İnsan papilloma virüsü (HPV)’nin insanların çoğunluğunu hayatlarının bir devrinde enfekte edecek olan epey yaygın bir virüs olduğunu kelamlarına ekleyen Prof.Dr.Mustafa Özdoğan “HPV, deriyi ve bedenin farklı bölgelerini kaplayan nemli membranları tesirler. Birden fazla beşerde HPV enfeksiyonları rastgele bir belirtiye yol açmadan gelip geçmektedir. Aslında, virüs hiç bir belirtiye niye olmadan aylarca inaktif biçimde kalabilir; şayet enfeksiyonu yenemezseniz kanser gelişebilir.” dedi. Son senelerda yapılan iddialara nazaran tüm kanserlerin 5ʼden çoksının HPVʼyle ilişkilendirildiğini belirten Özdoğan, “HPV, orofarinks olarak da isimlendirilen ağızın gerisinde, lisan kökünde ve bademciklerde kansere niye olabilir. Bu kanserlere orofarengeal (boğaz) kanserleri denir ve baş – boyun kanserleri kümesinde yeralırlar” halinde açıklamalarına devam etti.
2030 yılına kadar…
Dünya genelindeki baş-boyun kanseri oranlarının 200binden çok artması beklenirken, 587bin kişinin daha baş ve boyun kanseri niçiniyle ömrünü kaybedeceği, yapılan araştırmalarla öngörülüyor.

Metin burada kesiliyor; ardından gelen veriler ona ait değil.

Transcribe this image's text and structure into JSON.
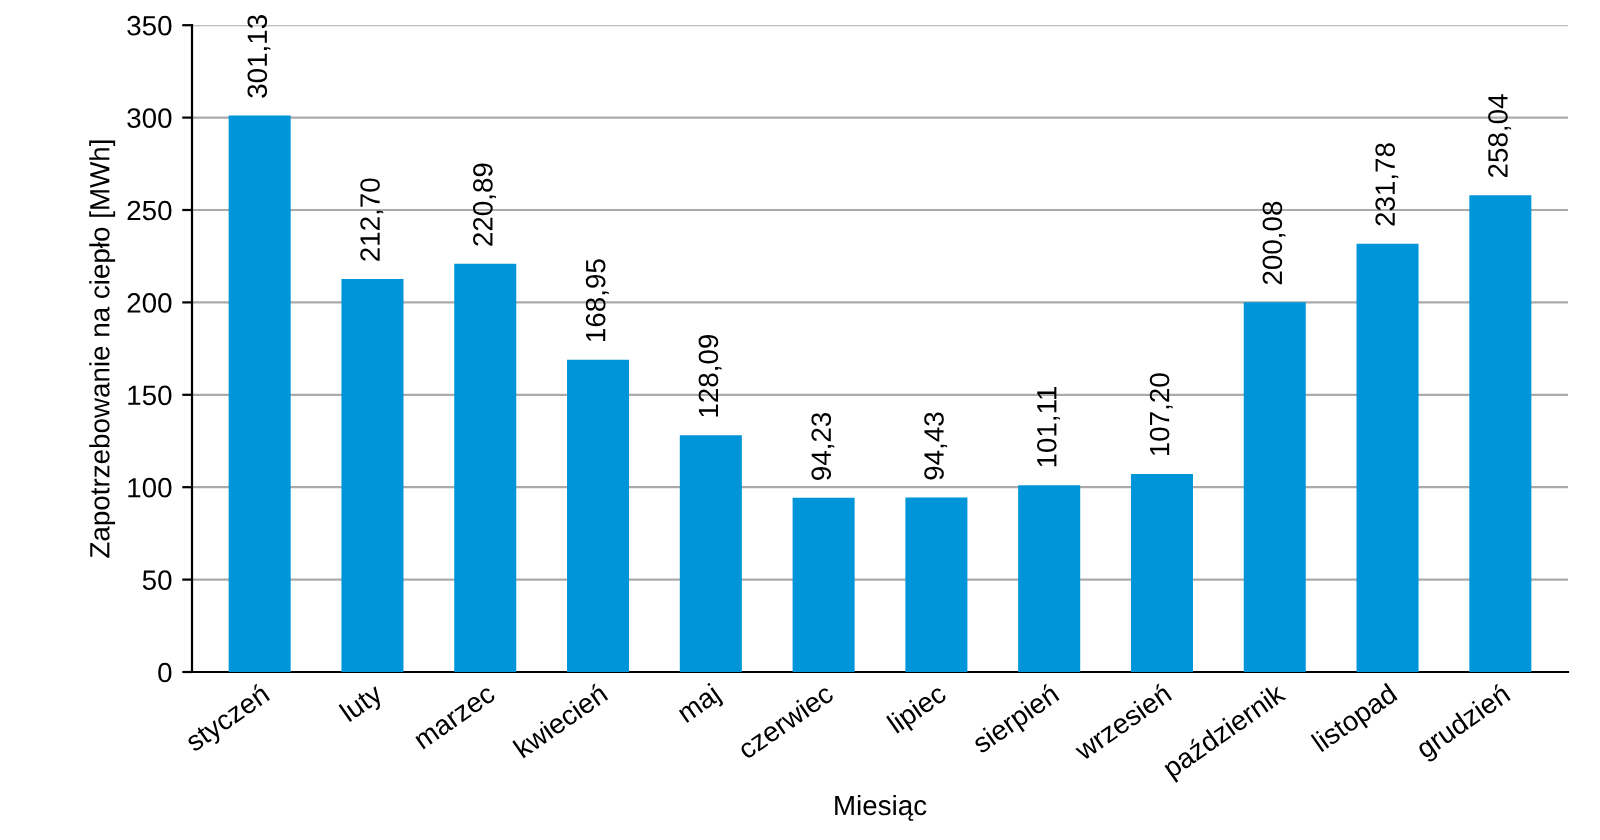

‘3’e 1’ kuralı hayat kurtarıyor
Erken teşhisin desteklenmesi maksadıyla, 2013’te Avrupa Baş Boyun Cemiyeti’nin “Make Sense” Kampanyası kapsamında oluşturulan “3’e 1” kuralı; Bir şahısta baş-boyun kanserlerinin ayırt edici semptomlarından birinin yahut daha fazlasının üç hafta ya da daha uzun müddet diğer bir sebebe dayanmaksızın devam etmesi durumunda kişinin tıbbi yardım alması gerektiği manasına geliyor. Hastalığın, dilde ağrı yahut ağızda güzelleşmeyen yaralar; ağızda kırmızı yahut beyaz lekeler; boğazda ağrı; uzun süren ses kısıklığı; yutma sırasında ağrı ve/veya yutma kuvvetliğü; uzunluğunda yumru; tek tarafta tıkalı burun yahut burundan kanlı akıntı gibi belirtileri olduğunu söyleyen Prof.Dr.Şefik Hoşal; “Bu belirtilerden rastgele biri, üç hafta yahut daha uzun müddet mevcutsa bir doktora başvurulması gerekir” diyerek 3’e 1 kuralına dikkat çekti.

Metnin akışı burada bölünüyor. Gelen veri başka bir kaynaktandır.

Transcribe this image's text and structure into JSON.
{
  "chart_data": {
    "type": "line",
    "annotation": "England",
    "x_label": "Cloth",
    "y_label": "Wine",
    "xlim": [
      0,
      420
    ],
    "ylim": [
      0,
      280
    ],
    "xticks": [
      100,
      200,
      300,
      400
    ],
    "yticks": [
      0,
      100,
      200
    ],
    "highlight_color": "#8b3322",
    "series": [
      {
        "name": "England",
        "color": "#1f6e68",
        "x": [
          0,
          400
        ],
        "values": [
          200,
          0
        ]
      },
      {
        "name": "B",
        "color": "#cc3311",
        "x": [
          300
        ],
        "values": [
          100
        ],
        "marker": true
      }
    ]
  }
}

Avrupa Baş Boyun Cemiyeti (EHNS) tarafınca yürütülen “Make Sense” kampanyası, son on yılda toplumda ve sıhhat çalışanları içinde bu farkındalığın artmasına katkıda bulunmak hedefiyle fazlaca sayıda faaliyet yürüttü. 2013’ten bu yana, farkındalık haftası kapsamında 1.200’den çok klinikte 110 binden çok kişi baş-boyun kanserleri için taramadan geçirildi.
bir daha Make Sense kampanyası kapsamında, 2020 yılında 5 ülkeden 5bin700 şahısla yapılan bir anket, ankete katılanların 38’inin baş-boyun kanserlerini daha evvel hiç duymamış olduğunu gösterdi. Bu sonuç, on yıl evvel yapılan bir öteki ankete kıyasla, farkındalığın arttığını ortaya koydu.